SUPPORT: Christopher Mackenzie who wants to set up a group for people in their 40s who suffer complications from diabetes

SUPPORT: Christopher Mackenzie who wants to set up a group for people in their 40s who suffer complications from diabetes

First published in News by

LIFE has dealt Christopher Mackenzie a series of cruel blows, and at the age of 48 he has been unable to work for the last five years.

But he is not downhearted and hopes to help other people by setting up a club for people who – like him – suffer from complications of type one diabetes.

Christopher, of Lytchett Matravers, said: “I can’t work, I’m blind, bored and I can’t do anything. I would like to do something for people who are middleaged with diabetic complications.

I would like them to get involved in the local community and try and do things like bowling and blind archery.”

Badly bullied at school in Trinidad, where his father was working as a civil engineer, Christopher suffered a breakdown then was diagnosed as a diabetic at the age of 13.
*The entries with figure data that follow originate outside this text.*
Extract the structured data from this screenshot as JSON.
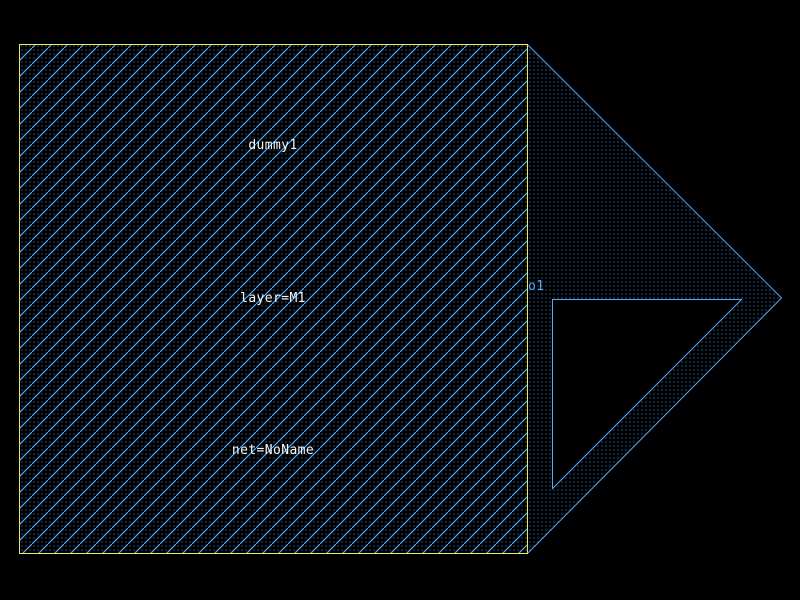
{
  "colors": {
    "background": "#000000",
    "pattern_blue": "#55a8f8",
    "dot_blue": "#4499ee",
    "cell_border_yellow": "#ebeb55",
    "label_white": "#f8f8f8",
    "port_blue": "#55a8f8",
    "notch_black": "#000000"
  },
  "cell": {
    "name": "dummy1",
    "layer": "layer=M1",
    "net": "net=NoName"
  },
  "port": {
    "name": "o1"
  }
}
“I was very ill. I had three doctors come to me. One said I should have a sugar and water solution, another salt and water, and the third knew what was wrong. He saved my life. I was straight into hospital. I was like a skeleton. They left it a little bit too late, hence the problems I have got now.”
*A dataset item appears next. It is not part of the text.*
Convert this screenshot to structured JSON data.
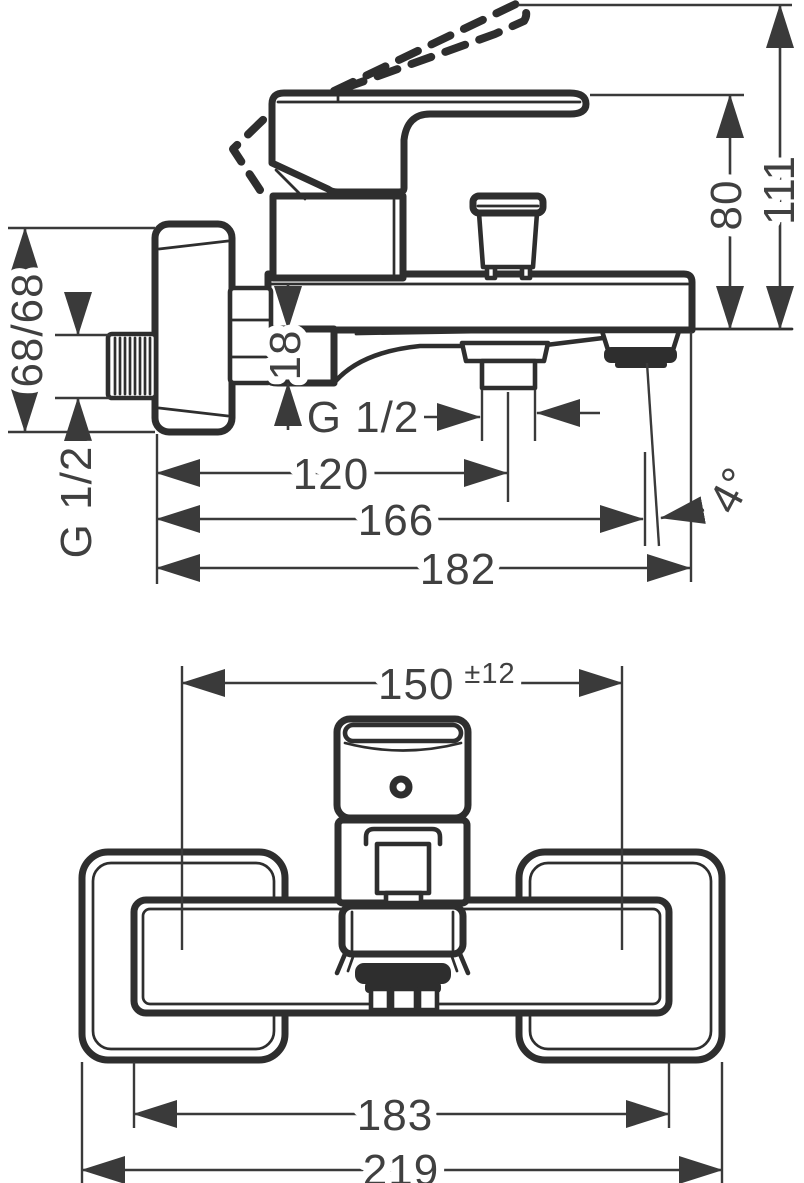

Before moving to Dorset, Christopher spent many years in Hampshire, where he worked for Tesco. “My health deteriorated and I kept going in and out of hospital.

They came up with the option of retiring me on medical grounds.”

Five years ago, he asked whether he could have an insulin pump to help control his disease, but was told he could not.

After moving to Dorset a couple of years later, he was about to be given a pump by Poole Hospital when his vision deteriorated.

“I am now totally blind. They don’t try blind people on insulin pumps. I use pens morning and evening and I have to try and find the right spot to do the injection.”

Christopher has had his gall bladder removed, and has prostate problems. He has nerve damage to his upper body and legs, so uses a wheelchair. This year he has also developed heart disease.

He has started training to walk with a long cane as he is hoping to be able to have a guide dog.

“There’s no point in feeling sorry for yourself, otherwise the whole world would be totally dull.

I’ve always been an active person.

I like listening to music but life can be a bit mundane. I want to try and do things. I want to meet people with the same problems. I hope it will help them too,” he said.

Chris can be contacted on chrisgmack@btinternet.com

Facts about the condition

TYPE one diabetes is caused by a complete failure of insulin production.

Insulin is the only way the body has of regulating blood sugar levels.

Without it, the body starts breaking down muscle and fat, causing a condition called diabetic ketoacidosis.

Symptoms include abnormal thirst and urination, weight loss, nausea, vomiting, fatigue and pain.

Long-term effects of high blood sugar levels include poor circulation, which can lead to kidney and heart problems, stroke, impotence and infection; damaged eyesight; numbness and weakness; swings in blood pressure; diarrhoea.

It can also lead to connective tissue problems such as carpal tunnel syndrome.